Тут в комнате раздался странный звук.
Ниссе огляделись, но ничего странного не заметили и вскоре вновь занялись печеньем.
— У привидений вообще не бывает имён, — продолжил разговор Сювер-Соня и положил печенье на противень.
— Нет его и у мюсков, — быстро добавил Петтер.
— Давайте сами придумаем ему имя! — весело воскликнула Гури-Малла.
— Да, давайте назовём его Кривулей, — предложил Сювер-Соня.
— Кривуля, ты где? — И с этими словами Сювер-Соня повернулся к сундуку.
Ответом ему был придушенный звук, как будто кто-то хотел что-то сказать и не мог.
— Вот видите, — бросился к Маме Сювер. — Мюск отозвался на своё имя!
Мама Ниссе засмеялась:
— Какой же ты ещё у меня глупенький! У невидимых существ нет имён, а если бы даже и были, они не умеют говорить.
— Ты не веришь? — обиделся Сювер и вновь позвал: — Кривуля!
Все затаили дыхание, но на этот раз в комнате не раздалось ни звука.
Кривуля сидел в сундуке, боясь пошевелиться и плотно сжав губы, чтобы случайно не отозваться. Подумать только, ниссе сами его зовут! Вроде бы они не сердятся. Через замочную скважину ему было видно, как они стоят у стола, закатав рукава, обсыпанные белой мукой. От запаха свежеиспечённого печенья в носу у Кривули защекотало.
Поленья в камине уютно потрескивали, в комнате было тепло. Кривуля видел, как Мама Ниссе достаёт из печи противни, Бабушка-старушка посыпает печенье сахарной пудрой, Папа Ниссе смазывает противни маслом, а Дедушка Храп подкладывает в огонь дрова. Все были заняты делом и радовались наступающему Рождеству.
Как же Кривуле хотелось к ним присоединиться!
Он тяжело вздохнул. У него дома не было ни камина, ни печи, ни поленьев. Не было ничего — ни сундука, ни кресла-качалки, ни коровьего хвоста на стене, ни фонариков на полке, ни стола, ни стульев.
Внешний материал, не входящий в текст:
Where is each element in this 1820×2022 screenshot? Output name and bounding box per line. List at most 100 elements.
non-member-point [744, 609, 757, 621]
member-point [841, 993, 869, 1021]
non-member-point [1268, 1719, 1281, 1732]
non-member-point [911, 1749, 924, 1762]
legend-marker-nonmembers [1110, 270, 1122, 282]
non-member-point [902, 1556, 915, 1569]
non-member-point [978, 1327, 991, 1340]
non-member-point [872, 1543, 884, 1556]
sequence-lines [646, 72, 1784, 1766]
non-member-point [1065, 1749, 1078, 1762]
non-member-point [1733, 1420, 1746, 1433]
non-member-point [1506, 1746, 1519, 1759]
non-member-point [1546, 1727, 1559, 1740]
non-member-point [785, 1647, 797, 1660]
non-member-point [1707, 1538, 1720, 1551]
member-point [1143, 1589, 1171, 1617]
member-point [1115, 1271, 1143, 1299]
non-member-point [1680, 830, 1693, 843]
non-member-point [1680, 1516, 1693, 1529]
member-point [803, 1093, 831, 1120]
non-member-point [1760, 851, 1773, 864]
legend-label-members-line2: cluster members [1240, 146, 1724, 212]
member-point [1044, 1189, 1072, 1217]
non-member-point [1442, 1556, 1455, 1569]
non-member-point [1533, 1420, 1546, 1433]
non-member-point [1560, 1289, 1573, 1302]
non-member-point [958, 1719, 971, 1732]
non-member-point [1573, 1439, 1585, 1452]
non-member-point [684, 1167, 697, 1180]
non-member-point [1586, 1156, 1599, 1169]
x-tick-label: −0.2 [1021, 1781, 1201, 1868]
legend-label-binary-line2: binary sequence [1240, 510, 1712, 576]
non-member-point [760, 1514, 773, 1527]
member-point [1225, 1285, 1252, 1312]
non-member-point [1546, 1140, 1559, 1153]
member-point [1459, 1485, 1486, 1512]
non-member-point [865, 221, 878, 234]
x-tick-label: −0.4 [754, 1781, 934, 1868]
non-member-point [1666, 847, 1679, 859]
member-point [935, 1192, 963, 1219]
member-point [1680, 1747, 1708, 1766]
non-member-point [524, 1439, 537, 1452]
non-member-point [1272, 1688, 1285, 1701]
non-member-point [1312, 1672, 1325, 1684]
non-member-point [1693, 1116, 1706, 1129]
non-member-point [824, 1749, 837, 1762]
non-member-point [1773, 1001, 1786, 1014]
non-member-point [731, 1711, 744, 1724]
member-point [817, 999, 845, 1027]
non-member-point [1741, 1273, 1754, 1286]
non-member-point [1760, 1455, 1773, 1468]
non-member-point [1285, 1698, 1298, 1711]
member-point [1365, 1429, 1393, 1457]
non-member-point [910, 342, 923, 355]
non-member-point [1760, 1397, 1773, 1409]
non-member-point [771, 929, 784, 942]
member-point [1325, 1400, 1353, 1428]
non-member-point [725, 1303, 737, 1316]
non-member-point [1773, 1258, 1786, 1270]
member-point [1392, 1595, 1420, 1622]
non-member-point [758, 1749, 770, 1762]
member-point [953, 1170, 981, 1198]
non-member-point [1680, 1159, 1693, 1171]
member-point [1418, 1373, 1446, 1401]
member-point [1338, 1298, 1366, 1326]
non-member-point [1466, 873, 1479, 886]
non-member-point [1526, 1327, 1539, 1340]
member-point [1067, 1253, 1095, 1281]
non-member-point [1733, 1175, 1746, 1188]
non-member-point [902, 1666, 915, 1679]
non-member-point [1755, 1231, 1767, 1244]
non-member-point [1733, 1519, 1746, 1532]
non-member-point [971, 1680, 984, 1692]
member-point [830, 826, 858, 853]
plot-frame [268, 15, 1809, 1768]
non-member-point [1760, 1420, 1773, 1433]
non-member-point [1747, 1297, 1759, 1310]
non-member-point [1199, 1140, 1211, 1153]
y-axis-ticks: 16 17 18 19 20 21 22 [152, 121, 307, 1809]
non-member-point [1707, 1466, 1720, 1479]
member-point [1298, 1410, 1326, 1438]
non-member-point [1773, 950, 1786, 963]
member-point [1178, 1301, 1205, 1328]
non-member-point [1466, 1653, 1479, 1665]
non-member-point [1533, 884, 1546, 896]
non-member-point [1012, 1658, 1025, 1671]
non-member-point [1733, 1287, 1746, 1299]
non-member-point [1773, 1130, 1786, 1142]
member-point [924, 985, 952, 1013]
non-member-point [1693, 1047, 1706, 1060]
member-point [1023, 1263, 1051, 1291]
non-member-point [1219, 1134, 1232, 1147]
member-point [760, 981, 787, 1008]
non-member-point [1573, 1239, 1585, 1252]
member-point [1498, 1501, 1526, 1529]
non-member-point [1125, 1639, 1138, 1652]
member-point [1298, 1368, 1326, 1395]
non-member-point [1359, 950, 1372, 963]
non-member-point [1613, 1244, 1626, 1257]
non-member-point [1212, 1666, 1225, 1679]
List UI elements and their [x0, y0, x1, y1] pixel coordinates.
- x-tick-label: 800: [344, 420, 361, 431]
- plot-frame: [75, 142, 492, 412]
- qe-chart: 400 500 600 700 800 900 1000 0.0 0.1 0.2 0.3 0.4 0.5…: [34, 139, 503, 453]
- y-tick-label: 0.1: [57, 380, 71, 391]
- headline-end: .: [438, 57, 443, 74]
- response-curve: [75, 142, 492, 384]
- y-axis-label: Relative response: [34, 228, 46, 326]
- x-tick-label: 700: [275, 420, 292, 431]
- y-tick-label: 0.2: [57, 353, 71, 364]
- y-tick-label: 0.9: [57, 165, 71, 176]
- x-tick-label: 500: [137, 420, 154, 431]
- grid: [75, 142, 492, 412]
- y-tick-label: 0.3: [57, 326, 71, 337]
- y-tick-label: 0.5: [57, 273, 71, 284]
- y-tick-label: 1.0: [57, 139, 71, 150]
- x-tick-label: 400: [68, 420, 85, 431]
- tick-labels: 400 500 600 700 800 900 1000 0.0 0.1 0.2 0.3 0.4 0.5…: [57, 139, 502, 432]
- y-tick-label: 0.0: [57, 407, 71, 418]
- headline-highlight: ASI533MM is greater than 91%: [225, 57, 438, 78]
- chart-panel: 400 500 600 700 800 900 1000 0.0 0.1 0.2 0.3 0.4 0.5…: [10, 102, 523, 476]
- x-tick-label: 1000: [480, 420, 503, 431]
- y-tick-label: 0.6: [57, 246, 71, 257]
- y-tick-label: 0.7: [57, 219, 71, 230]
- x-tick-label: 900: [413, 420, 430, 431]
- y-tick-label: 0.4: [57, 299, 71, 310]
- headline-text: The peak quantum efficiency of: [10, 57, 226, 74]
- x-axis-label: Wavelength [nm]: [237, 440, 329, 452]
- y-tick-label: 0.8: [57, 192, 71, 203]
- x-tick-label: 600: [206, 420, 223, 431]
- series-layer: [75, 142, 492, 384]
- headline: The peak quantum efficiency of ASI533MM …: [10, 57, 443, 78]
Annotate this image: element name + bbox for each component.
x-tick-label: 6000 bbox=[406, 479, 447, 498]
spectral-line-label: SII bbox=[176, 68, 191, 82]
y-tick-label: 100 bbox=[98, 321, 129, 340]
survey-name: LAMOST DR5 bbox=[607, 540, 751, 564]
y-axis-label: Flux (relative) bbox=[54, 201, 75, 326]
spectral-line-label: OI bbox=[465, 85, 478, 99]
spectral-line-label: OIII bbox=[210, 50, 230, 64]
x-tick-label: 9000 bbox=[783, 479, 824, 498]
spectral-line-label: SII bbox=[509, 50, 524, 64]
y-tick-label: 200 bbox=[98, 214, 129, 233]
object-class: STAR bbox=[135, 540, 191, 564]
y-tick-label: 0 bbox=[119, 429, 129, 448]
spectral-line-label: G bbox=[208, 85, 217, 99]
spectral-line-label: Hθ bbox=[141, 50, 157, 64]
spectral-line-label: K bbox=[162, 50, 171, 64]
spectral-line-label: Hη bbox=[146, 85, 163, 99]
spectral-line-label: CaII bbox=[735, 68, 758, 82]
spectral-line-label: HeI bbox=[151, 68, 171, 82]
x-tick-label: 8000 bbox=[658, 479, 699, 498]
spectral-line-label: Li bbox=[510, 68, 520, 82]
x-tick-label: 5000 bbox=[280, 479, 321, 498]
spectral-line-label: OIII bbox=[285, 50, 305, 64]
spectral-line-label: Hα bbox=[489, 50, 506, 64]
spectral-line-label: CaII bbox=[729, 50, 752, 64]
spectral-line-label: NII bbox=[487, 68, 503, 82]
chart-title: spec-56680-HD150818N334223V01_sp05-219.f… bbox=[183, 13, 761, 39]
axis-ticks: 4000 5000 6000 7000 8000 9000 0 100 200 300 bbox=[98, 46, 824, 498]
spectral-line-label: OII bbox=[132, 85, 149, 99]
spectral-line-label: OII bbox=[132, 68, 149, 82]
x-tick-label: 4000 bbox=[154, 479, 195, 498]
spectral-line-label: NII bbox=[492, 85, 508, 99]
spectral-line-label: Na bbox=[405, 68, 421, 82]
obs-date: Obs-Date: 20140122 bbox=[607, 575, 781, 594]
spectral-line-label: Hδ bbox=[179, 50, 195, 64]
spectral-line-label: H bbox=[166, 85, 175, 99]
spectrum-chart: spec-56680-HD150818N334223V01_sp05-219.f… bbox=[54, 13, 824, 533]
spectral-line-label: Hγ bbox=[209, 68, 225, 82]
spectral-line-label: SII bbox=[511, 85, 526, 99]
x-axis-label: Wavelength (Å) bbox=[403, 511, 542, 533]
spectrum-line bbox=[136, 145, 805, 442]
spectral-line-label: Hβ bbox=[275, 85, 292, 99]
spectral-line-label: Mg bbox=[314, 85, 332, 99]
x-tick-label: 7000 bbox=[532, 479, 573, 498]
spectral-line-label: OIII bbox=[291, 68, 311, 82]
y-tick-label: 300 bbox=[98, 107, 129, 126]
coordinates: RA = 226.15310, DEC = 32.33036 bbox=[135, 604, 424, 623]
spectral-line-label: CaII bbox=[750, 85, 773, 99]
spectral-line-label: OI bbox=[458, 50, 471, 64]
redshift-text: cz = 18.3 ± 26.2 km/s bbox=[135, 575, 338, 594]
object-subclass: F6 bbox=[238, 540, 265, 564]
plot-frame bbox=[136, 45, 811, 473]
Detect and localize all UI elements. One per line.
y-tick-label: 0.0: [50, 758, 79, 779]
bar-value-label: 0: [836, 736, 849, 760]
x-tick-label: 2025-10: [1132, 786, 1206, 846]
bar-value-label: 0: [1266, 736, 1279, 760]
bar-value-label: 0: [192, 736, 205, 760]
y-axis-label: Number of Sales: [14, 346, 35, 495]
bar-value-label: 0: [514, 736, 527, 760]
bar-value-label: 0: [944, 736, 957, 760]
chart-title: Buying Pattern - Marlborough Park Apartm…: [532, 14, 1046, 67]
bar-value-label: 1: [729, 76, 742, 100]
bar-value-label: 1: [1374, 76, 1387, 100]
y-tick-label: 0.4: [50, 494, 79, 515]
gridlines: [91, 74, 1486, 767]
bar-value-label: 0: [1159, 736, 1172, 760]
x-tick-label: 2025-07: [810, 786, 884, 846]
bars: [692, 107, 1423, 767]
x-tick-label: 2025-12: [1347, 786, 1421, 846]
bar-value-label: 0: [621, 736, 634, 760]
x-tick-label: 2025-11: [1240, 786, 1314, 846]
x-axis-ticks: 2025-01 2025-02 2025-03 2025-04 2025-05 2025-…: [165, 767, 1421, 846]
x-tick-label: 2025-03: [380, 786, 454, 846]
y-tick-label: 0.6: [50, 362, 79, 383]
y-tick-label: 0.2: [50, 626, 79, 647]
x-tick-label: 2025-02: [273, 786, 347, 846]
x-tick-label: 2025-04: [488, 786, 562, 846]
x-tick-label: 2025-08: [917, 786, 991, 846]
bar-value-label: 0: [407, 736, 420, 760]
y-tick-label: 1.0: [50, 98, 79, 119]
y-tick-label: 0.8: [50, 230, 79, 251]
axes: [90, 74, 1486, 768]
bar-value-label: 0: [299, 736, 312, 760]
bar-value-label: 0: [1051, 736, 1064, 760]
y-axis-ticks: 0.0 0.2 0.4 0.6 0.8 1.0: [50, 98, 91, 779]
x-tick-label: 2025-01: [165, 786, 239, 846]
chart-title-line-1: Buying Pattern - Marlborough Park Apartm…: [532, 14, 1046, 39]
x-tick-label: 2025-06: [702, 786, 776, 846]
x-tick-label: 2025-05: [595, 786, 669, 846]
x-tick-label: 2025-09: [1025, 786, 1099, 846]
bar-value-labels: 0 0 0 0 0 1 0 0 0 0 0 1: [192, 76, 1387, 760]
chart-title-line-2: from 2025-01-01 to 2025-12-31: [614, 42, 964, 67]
Была только охапка мха и пожелтевшей травы на полу, где все и спали. Из-за места на этой постели постоянно происходили драки и ссоры, и почему-то на голом полу всегда приходилось спать Кривуле! Еду ему никто не готовил. Когда подземные жители хотели есть, они шли на промысел и добывали кто что мог — яйца лесных птиц, молоко или хлеб, которые ночью воровали в усадьбах ниссе.